Ok, so the JavaScript is too obvious. I split it up into sections, and also write the wrong value into the form, and change it to the right one using a regular expression later (BWHAHAHAH). At the same time (and I suspect this is the important bit) I changed the names of the fields completely. Calling them ‘name’, ‘email’ and ‘comment’ is a bit of a giveaway, really. ‘foo’, ‘bar’ and ‘baz’ they are, then. Now it should be practically impossible for an automated tool to even figure out that I accept comments. Sure, you could probably think ‘hmm, two small input fields, and a textarea, on a page that has an RSS feed’, but I’m assuming that, for 90% of the blogs out there, this isn’t needed, so no-one does it.

And yes, I’ve received no blog spam comments since I did this. On the other hand, I’ve also received no normal comments either. Hope I haven’t raised the barrier too high. If the situation stays good, I may remove the client-side JavaScript requirement. Or figure out a noscript fall-back solution for people using lynx. Poor souls..

More playing with JSON and Spidermonkey has revealed yet another incredibly annoying fact (I hate those guys). Spidermonkey provides a lovely uneval() function, that does the exact opposite of eval() - turns JS objects into strings. It works on almost everything, and make life very very nice. There’s also Object.toSource() which does something similar (but not the same - try uneval("") vs "".toSource()).

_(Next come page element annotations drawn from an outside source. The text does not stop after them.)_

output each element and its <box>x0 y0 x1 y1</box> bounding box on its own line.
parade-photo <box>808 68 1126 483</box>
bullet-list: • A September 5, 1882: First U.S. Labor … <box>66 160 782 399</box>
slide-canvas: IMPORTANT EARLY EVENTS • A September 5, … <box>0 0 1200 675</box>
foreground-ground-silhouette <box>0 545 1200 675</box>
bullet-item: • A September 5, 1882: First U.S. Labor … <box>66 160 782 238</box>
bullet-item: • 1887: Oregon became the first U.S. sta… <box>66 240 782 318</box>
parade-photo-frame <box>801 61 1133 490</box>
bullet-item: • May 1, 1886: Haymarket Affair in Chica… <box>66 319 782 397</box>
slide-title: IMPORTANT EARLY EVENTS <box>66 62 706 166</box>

But the strings that uneval produce are not valid JSON, as I have been assuming. I’ve been getting steadily more worked up at all the JSON parsers in the world, refusing to parse things that are clearly valid JavaScript, and eventually I go look at the spec, which fails to list ' as a valid string delimiter. And guess what delimiter uneval produces? Yay. So all the parsers are fine, and it’s just SpiderMonkey that’s broken.

Fortunately, Mochikit provides a nice serializeJSON() function.